Discussion in 'Accounting, Tax & Legal' started by vsdabhi, 13th Oct, 2009.

  1. vsdabhi

    vsdabhi Member

    Joined:
    6th Oct, 2009
    Posts:
    17
    Location:
    Perth WA
    Hi,
    We are buying a 4bdr, an old property. We need to replace Gutters and down pipes, painting inside out side, new carpet for 3 BDR and plaster of 3 walls, some repairs in kitchen.
    Do we need a valuation report before renting it out. What is benefit of doing valuation? Do we need a depreciation report as well?
    I am just learning IP things, it is my 2nd IP but I never thought about all these things like tax benefits etc.
    Thanks a lot.
     
  2. Simon Hampel

    Simon Hampel Co-founder Staff Member

    Joined:
    9th Jun, 2005
    Posts:
    4,619
    Location:
    Sydney, Australia
    There's no reason that I can think of to get a valuation report done before you rent it out.

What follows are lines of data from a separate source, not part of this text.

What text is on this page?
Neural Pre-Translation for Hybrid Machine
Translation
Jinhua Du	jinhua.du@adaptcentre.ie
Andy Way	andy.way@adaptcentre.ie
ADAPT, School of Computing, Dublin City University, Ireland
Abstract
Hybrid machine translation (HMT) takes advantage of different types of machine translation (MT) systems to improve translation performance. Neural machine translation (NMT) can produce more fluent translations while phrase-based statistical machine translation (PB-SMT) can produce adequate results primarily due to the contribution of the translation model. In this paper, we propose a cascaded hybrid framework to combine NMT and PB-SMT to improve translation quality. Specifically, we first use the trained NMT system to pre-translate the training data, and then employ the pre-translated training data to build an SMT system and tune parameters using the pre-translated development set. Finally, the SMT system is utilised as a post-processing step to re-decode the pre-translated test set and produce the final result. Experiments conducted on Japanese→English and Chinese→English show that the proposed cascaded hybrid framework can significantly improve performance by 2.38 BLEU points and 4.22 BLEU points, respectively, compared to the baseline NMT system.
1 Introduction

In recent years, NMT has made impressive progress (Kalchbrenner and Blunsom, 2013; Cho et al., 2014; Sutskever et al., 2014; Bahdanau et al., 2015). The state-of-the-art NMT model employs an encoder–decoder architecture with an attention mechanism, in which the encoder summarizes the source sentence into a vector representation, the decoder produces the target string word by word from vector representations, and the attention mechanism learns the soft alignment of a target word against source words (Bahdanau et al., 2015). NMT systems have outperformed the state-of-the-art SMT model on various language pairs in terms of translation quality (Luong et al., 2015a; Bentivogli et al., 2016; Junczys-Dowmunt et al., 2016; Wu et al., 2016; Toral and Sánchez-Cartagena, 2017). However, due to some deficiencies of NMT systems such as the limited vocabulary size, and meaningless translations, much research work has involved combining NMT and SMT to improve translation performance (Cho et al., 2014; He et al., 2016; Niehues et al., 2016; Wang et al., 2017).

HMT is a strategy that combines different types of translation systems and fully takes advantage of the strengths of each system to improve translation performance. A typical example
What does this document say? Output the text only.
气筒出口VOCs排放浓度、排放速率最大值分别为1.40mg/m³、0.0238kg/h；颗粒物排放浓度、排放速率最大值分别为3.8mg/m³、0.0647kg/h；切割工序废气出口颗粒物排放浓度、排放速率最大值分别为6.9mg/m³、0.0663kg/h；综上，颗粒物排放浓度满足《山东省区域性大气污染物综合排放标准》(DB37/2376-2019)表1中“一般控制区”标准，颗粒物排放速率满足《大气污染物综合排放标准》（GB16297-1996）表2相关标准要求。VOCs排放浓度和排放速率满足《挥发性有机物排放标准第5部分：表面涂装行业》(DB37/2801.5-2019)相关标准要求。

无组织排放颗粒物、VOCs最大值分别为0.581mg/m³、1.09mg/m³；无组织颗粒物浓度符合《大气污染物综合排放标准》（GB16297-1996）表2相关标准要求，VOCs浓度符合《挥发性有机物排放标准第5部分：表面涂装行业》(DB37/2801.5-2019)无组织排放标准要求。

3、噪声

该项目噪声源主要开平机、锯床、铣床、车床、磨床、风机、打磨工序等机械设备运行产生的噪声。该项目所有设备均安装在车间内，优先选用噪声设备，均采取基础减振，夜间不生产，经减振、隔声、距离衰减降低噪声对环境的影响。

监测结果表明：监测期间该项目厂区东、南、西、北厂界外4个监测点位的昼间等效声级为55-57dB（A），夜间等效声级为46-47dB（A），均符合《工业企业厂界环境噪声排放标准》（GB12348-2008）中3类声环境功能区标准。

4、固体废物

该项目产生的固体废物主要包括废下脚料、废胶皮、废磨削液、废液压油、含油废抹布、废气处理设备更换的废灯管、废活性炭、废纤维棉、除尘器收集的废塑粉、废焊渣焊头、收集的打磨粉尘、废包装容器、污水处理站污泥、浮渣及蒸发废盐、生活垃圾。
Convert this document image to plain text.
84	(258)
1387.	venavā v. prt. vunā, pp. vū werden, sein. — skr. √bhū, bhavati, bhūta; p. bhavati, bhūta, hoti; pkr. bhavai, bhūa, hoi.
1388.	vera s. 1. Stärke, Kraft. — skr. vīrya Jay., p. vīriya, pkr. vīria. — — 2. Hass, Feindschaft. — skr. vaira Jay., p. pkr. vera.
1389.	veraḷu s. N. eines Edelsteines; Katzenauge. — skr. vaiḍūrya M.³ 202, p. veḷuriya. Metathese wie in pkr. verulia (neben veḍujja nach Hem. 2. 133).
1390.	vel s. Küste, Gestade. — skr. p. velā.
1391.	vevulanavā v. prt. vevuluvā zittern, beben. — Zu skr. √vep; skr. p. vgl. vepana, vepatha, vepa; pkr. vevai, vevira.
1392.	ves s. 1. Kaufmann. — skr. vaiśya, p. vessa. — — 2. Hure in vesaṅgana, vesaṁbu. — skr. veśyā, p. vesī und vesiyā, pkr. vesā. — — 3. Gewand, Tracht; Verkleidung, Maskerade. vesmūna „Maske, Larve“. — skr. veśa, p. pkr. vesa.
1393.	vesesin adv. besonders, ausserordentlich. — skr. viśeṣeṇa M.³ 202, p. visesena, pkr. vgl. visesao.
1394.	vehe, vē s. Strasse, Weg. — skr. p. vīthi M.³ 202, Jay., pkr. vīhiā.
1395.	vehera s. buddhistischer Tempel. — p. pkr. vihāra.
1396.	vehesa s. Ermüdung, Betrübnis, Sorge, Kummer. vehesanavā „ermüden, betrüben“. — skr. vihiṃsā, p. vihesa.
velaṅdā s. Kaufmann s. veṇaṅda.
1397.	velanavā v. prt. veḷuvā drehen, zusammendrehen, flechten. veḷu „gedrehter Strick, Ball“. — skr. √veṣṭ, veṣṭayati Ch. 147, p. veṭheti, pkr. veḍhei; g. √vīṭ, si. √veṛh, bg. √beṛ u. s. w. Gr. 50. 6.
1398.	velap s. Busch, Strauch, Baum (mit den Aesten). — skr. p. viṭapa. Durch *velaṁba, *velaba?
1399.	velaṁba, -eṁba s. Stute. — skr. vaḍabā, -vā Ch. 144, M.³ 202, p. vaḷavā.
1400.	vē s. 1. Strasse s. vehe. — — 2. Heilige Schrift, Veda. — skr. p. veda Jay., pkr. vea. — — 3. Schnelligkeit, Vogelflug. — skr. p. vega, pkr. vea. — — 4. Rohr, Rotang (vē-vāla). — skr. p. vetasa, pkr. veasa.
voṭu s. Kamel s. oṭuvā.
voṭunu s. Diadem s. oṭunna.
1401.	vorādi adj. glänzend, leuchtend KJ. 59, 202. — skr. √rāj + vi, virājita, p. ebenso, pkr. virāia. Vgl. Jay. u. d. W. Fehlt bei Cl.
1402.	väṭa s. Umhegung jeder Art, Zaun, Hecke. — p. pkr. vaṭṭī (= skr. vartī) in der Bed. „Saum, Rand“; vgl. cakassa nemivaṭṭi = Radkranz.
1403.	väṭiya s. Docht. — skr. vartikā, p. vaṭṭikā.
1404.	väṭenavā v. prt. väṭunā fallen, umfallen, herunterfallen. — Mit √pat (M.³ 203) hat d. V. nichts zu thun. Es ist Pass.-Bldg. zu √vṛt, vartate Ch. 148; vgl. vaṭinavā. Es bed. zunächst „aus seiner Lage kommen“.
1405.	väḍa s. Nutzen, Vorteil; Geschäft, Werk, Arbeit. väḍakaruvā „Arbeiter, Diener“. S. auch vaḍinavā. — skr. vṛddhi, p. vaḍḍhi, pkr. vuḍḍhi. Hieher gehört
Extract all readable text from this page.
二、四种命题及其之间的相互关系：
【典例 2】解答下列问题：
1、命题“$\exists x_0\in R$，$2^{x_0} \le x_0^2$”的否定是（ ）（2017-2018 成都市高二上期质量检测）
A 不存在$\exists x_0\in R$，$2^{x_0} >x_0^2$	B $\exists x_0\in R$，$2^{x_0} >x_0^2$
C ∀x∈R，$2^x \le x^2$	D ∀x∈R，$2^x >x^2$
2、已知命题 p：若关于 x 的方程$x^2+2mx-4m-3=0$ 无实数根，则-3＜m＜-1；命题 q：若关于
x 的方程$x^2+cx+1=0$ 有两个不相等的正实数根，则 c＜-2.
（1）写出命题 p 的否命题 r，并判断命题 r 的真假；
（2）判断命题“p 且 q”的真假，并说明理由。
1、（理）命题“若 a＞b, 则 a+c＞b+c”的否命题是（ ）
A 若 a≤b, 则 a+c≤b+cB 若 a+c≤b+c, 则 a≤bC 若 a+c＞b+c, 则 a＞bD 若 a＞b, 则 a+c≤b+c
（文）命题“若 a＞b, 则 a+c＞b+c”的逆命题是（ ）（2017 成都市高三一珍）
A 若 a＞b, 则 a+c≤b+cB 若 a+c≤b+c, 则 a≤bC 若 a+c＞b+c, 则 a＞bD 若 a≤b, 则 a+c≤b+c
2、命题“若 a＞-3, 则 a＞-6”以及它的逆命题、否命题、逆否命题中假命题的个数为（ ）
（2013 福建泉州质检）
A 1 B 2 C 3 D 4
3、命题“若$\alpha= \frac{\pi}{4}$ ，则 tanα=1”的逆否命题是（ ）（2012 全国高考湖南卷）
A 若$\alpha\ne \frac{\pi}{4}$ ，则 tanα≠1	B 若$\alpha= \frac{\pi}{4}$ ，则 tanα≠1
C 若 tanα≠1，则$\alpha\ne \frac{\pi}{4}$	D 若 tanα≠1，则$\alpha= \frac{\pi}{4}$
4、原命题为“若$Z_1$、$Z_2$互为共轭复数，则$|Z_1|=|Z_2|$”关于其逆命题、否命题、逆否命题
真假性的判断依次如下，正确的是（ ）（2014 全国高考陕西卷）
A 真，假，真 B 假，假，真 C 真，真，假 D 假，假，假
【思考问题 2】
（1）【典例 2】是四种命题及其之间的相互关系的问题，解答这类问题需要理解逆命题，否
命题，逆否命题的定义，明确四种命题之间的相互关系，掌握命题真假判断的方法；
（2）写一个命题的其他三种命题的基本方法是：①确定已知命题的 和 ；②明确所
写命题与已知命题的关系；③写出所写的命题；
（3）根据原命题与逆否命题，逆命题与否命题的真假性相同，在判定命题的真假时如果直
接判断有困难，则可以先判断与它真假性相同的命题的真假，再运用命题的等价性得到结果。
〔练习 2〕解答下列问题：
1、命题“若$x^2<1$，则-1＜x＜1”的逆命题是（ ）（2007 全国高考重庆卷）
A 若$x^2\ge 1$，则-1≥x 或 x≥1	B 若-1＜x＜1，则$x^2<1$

    If you keep receipts of everything that was spent in preparing the place for rent, you don't need a depreciation report - you just claim (or work out depreciation) from your actual costs.

    However, depending on the nature of the property, there may be some depreciation available for existing fixtures or capital works that were done when you purchased - a depreciation report might be worthwhile there.

    If the property is old (more than 25 years or so?), there probably won't be much depreciation available ... however, if there was an extension built, or new structure such as a shed, or new appliances (stove, HWS, heater, aircon, etc), there may be some depreciation claimable from them. It kind of depends on the situation as to whether it is worth getting a depreciation schedule done.

    Any work you do to prepare the property for rent will not be deductible, and may need to be added to the cost base (decreases the capital gain when you sell). If you do claim capital works deductions for improvements you make, this will reduce the cost base (increases the capital gain when you sell).

    You should download the Rental Properties guide from the ATO which explains capital works and things you can claim: Rental properties 2008-09

    For the most part, I would leave this all to my accountant to sort out - let them know what you are planning on doing and hopefully they can advise you on the best approach to managing your tax affairs with your properties.